Note that in this case you have to work with actual probabilities (likelihoods), not their logarithms.

In [None]:
# your code here


In [None]:
bayesian_posterior("The", lang_to_probs, lang_to_prior, "German")

In [None]:
bayesian_posterior("The", lang_to_probs, lang_to_prior, "English")

In [None]:
bayesian_posterior("Das", lang_to_probs, lang_to_prior, "English")

In [None]:
bayesian_posterior("Das", lang_to_probs, lang_to_prior, "German")

In [None]:
assert abs(bayesian_posterior("The", lang_to_probs, lang_to_prior, "German") - 0.26863814640) < 0.00001
assert abs(bayesian_posterior("The", lang_to_probs, lang_to_prior, "English") - 0.534626604) < 0.00001
assert abs(bayesian_posterior("Das", lang_to_probs, lang_to_prior, "English") - 0.365967931517) < 0.00001

We see that our algorithm believes that `"Das"` belongs to English. This is due to the small amount of data (only three letters!) and high prior for English. However, it is not very certain: the posterior is only 0.37. On the other hand, `"The"` belongs to `"English"` with much larger posterior probability.

## Conclusions
Today we used our knowledge of probability to construct our own classifier algorithm. Actually, it is a version of a well-known naive Bayesian classifier. Of course, this classifier is far from perfect: for example, it completely ignores words and deals only with characters and their frequencies. Nevertheless, it works rather well despite being so simple.
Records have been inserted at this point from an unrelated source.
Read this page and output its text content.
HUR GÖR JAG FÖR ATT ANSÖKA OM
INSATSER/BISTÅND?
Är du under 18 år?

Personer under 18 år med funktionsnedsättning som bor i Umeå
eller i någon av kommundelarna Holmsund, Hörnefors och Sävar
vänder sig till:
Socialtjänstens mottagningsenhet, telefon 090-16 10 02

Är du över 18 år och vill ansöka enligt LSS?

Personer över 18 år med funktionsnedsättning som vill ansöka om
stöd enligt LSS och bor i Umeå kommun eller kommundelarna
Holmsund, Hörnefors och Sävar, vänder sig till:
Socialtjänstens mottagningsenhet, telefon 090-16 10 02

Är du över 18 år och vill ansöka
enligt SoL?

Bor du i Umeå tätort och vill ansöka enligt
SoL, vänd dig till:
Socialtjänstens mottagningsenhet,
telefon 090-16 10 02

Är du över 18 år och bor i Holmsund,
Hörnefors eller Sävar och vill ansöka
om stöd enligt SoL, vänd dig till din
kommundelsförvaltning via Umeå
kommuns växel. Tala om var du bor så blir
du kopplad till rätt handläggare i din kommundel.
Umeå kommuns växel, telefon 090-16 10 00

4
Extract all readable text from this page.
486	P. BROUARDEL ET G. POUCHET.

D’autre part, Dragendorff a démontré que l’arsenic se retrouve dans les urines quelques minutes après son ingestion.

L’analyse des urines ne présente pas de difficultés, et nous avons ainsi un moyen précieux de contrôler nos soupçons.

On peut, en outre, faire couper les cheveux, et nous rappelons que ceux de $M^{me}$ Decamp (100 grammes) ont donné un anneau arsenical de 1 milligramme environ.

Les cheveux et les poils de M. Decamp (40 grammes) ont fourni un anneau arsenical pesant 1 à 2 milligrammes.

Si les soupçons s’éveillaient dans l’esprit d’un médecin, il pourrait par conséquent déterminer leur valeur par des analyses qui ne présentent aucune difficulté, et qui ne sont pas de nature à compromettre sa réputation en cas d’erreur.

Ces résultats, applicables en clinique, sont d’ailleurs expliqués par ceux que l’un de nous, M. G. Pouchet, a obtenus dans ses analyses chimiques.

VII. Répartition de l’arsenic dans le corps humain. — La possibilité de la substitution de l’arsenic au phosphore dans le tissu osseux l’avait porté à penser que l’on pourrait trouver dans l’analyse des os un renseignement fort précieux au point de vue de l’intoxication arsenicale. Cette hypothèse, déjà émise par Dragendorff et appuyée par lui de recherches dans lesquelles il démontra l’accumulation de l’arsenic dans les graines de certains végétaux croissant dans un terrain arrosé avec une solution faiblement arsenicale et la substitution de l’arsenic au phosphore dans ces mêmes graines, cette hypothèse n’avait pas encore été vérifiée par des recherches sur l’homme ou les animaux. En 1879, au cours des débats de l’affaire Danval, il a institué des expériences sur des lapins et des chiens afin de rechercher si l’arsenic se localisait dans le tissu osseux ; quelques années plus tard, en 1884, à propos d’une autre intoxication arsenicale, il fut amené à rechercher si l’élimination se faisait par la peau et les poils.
Also it shows several important concepts: likelihood, maximum likelihood estimation, Bayesian estimations and so on.

Now you are ready for more sophisticated topics.

### P.S. Efficiency considerations
During this project we used dictionaries to represent frequency tables and pure Python constructions like loops to process them. However, it is much more efficient to use `numpy` arrays and vectorized functions. You can try to redo this project with `numpy` if you know how to use it. If you don't know yet, that's not a problem: you will learn it soon.